There's recently been a lot of discussion about the difference between running a therapeutic game and a non therapeutic game. One of the key pieces that a therapeutic game requires is that the DM is some type of licensed mental health professional, but that has left a lot of other games without a good way to describe themselves, often having to revert to the therapeutic terminology out of necessity due to the general familiarity with the idea.

That sparked a discussion and creation of a new terminology- Applied RPGs. This is a much better term, as it can describe any sort of mental health adjacent, educationally oriented, or otherwise explicitly goal oriented game. It also encompasses therapeutic games, so therapeutic DMs can refer to their games as applied RPGs as well, which creates a healther discourse. Previously, there was a lot of discussion about what made a therapeutic game therapeutic (and what was not therapeutic/who wasn't allowed to call their game therapeutic), and one of the problems was most of the people describing this were therapists themselves, which resembled gatekeeping to some degree- something that is particular sensitive to some, given that most of the people setting these boundaries were white, straight men.
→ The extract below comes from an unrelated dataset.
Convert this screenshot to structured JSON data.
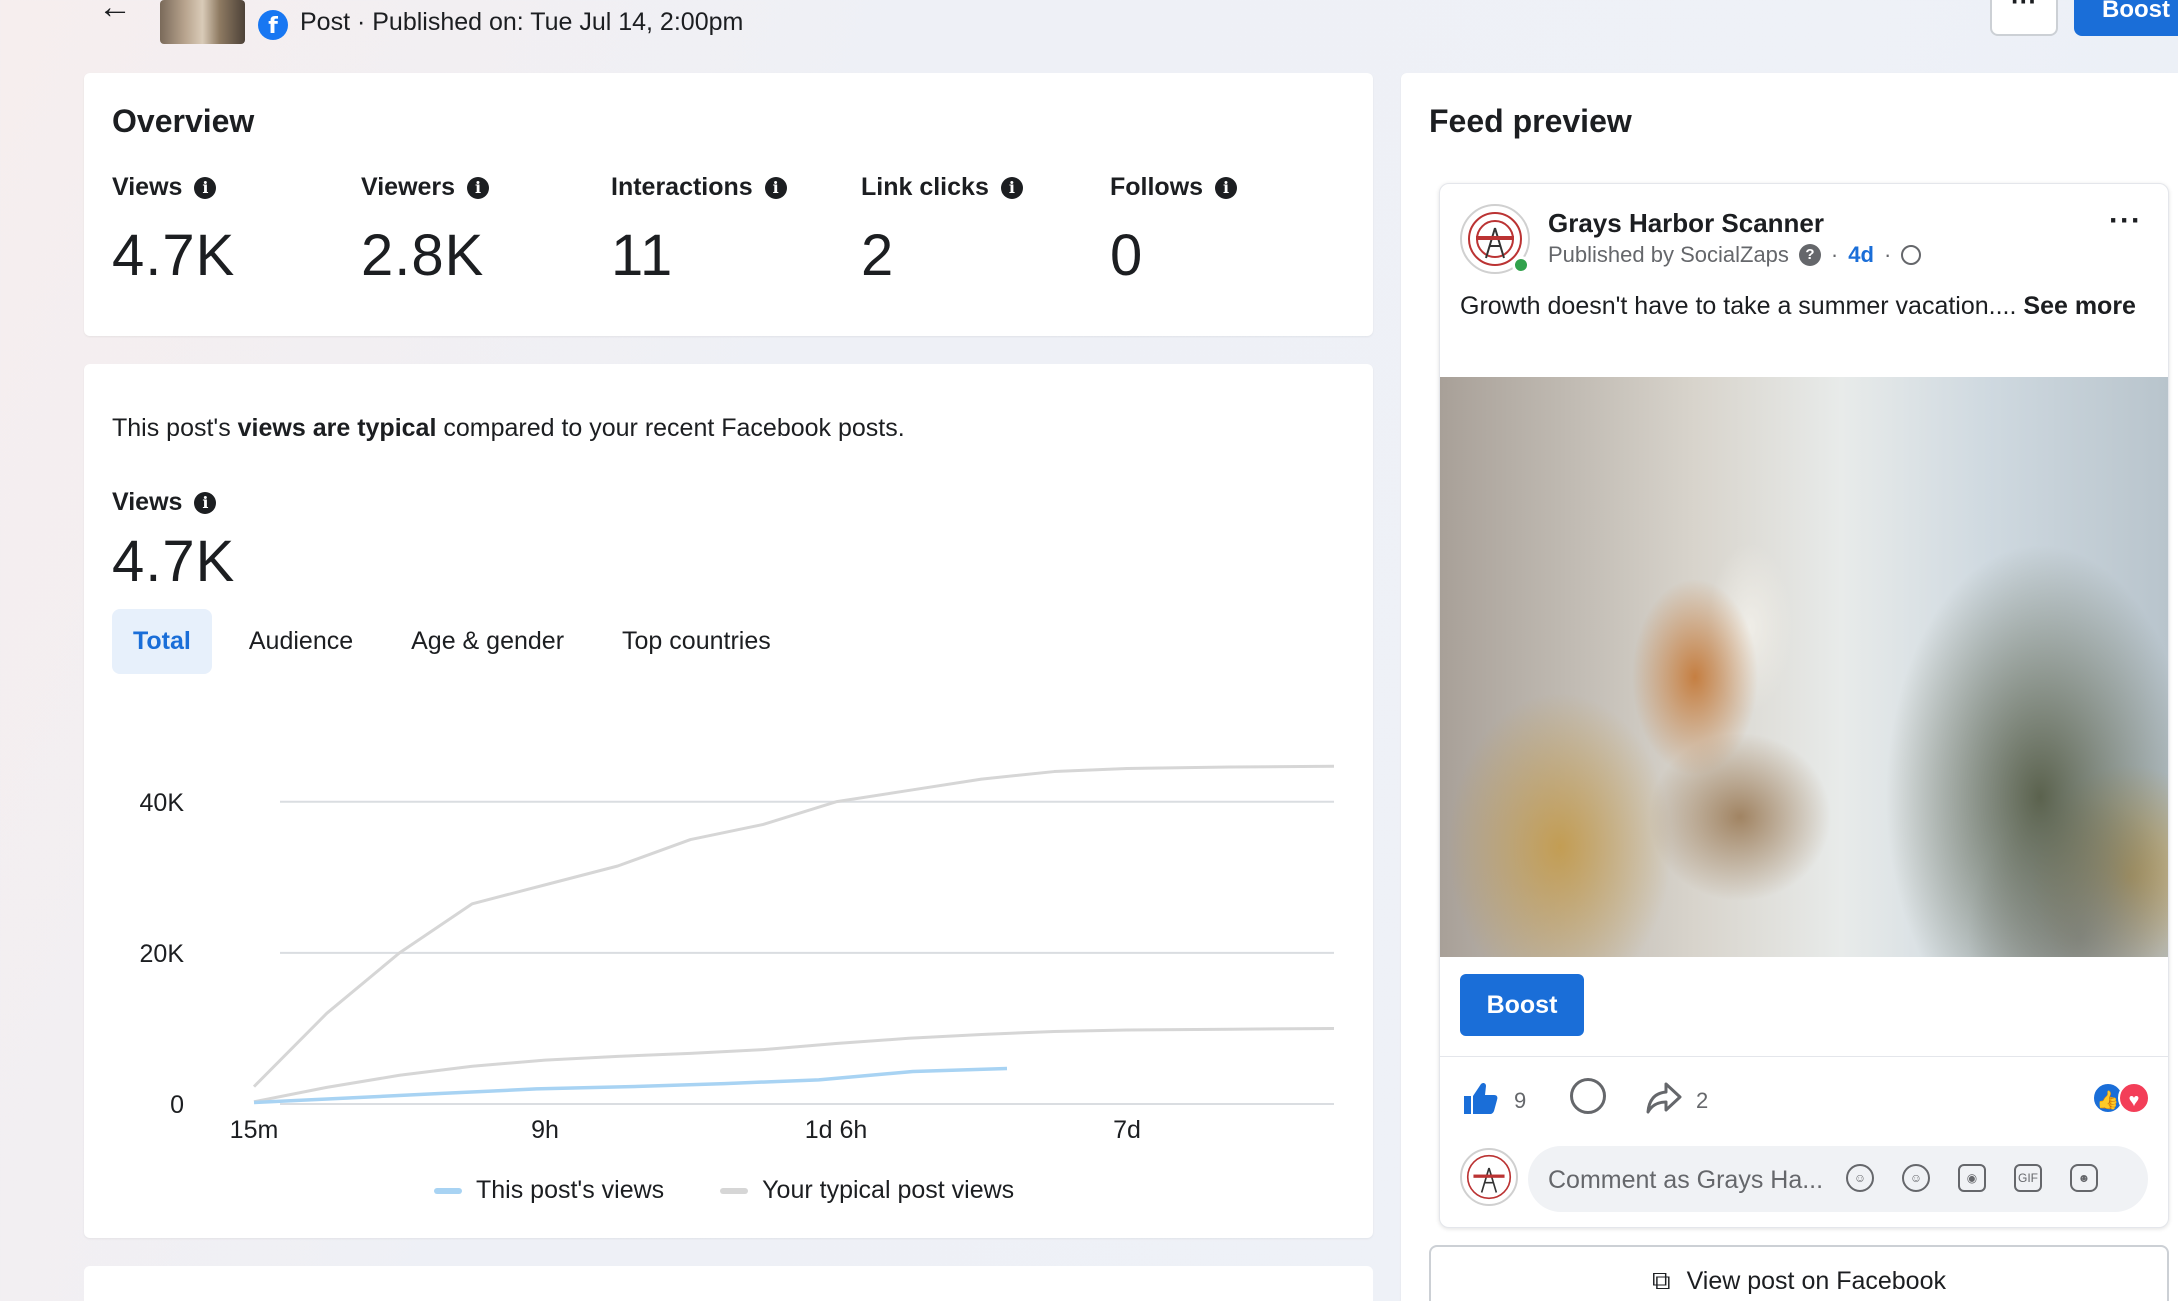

By fitting these games under the applied RPG umbrella, we can start having healthy and more inclusive discussions about how games can help people. They might be a leadership group. They might be a social skills development group. They might be a PTSD focused therapy group. They might be a tutoring/school group. They may be a queer group.  They may be a foster care group. By opening it to this much more egalitarian ecosystem, we can appreciate what each group does in a way that is not fixed in a 'therapeutic vs non therapeutic' dialogue, but a more descriptive and informative fashion.

And overall, I've incredibly happy about this.